# Selling Advice Requested



## floridarandy (May 5, 2017)

I have a Roamio Pro (TCD840300), 2 Mini's (TCDA93000) and 1 Mini (TCDA92000) all with Lifetime All-in service. Included for each are remotes, power cords, cable cords and HDMI cords. All in excellent working condition.

1. I have done Clear and Delete on Roamio Pro. Do I remove cablecard prior to selling?
2. Anything else to do with regard to hardware prior to selling?
3. Is it best to wait to inform Tivo until after new buyers is known?
4. What's a reasonable price as a package? Separately?

Thanks

Randy in Florida


----------



## m_jonis (Jan 3, 2002)

Yes, you will remove the cable card (normally your TV provider "owns" that card and "rents/leases" it to you, so unless you want to pay the $250 or whatever because you don't have it any longer....)

No, the clear and delete everything should be it. I usually clean up (get the dust off, etc.) and make sure I have all the accessories/etc. I keep the original box as well. Seems to get a little bit more if you have all the original stuff.

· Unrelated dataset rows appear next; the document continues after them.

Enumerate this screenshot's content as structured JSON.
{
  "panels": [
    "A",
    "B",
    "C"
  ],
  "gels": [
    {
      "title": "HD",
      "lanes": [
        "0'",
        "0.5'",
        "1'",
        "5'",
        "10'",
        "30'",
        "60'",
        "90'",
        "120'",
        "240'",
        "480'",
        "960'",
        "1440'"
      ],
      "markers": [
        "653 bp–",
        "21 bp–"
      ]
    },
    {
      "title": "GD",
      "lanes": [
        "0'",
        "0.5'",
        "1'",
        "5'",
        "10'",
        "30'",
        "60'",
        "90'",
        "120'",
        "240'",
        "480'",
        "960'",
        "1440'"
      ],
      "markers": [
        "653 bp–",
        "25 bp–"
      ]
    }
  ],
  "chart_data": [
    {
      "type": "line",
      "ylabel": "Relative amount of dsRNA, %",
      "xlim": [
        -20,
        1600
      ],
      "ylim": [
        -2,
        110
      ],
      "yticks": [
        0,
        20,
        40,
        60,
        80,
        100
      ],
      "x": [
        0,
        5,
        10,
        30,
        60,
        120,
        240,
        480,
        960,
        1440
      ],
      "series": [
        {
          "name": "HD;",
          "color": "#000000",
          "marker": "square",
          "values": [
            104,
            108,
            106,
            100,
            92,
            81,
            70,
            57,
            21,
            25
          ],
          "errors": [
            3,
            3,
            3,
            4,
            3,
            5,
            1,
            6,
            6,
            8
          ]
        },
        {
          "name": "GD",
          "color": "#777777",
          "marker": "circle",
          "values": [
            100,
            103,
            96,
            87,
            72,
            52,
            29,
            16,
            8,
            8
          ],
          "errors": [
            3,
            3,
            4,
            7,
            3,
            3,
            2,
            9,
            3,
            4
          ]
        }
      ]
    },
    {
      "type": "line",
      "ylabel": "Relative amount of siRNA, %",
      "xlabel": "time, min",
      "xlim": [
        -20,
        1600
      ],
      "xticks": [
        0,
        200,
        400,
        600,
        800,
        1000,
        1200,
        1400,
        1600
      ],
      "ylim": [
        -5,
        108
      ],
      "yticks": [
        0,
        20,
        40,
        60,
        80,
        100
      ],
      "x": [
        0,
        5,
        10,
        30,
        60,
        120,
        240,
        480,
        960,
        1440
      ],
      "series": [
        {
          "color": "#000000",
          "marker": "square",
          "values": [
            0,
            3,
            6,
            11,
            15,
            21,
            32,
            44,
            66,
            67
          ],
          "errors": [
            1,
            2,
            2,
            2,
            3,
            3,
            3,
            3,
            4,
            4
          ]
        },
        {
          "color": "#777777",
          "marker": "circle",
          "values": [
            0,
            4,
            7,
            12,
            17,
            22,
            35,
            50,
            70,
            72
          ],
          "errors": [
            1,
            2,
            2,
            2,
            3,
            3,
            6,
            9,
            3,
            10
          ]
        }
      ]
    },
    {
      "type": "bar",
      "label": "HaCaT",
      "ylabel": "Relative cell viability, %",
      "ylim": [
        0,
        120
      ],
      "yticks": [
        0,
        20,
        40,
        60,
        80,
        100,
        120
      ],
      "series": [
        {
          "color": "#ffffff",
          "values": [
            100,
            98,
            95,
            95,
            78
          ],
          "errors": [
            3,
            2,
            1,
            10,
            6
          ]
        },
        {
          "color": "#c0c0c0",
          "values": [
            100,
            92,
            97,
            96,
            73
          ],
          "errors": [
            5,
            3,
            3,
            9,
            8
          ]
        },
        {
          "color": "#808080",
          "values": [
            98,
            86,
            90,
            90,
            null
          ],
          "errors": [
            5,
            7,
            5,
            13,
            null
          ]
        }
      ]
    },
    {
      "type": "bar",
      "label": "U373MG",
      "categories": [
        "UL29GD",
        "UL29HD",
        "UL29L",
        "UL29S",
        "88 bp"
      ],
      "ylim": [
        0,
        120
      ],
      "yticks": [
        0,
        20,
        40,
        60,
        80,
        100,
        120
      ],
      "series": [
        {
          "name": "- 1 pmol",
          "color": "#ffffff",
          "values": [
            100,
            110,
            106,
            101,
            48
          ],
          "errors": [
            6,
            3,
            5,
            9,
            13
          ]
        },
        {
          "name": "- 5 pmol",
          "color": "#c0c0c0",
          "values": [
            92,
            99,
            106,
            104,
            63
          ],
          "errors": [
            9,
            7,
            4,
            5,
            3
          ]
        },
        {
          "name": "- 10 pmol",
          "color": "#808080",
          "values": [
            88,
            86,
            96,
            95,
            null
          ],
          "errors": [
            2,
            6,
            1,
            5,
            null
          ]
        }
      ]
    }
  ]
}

Yes, I usually do that, although Tivo might've changed the process for Lifetime. It USED to be, I'd call and give them all the new owner's info and that was that. Last time I did that, they told me that they no longer do that and gave me a case # to give to the person and then the new owner would call and reference that case #. Could've been an uninformed agent, I don't know.


----------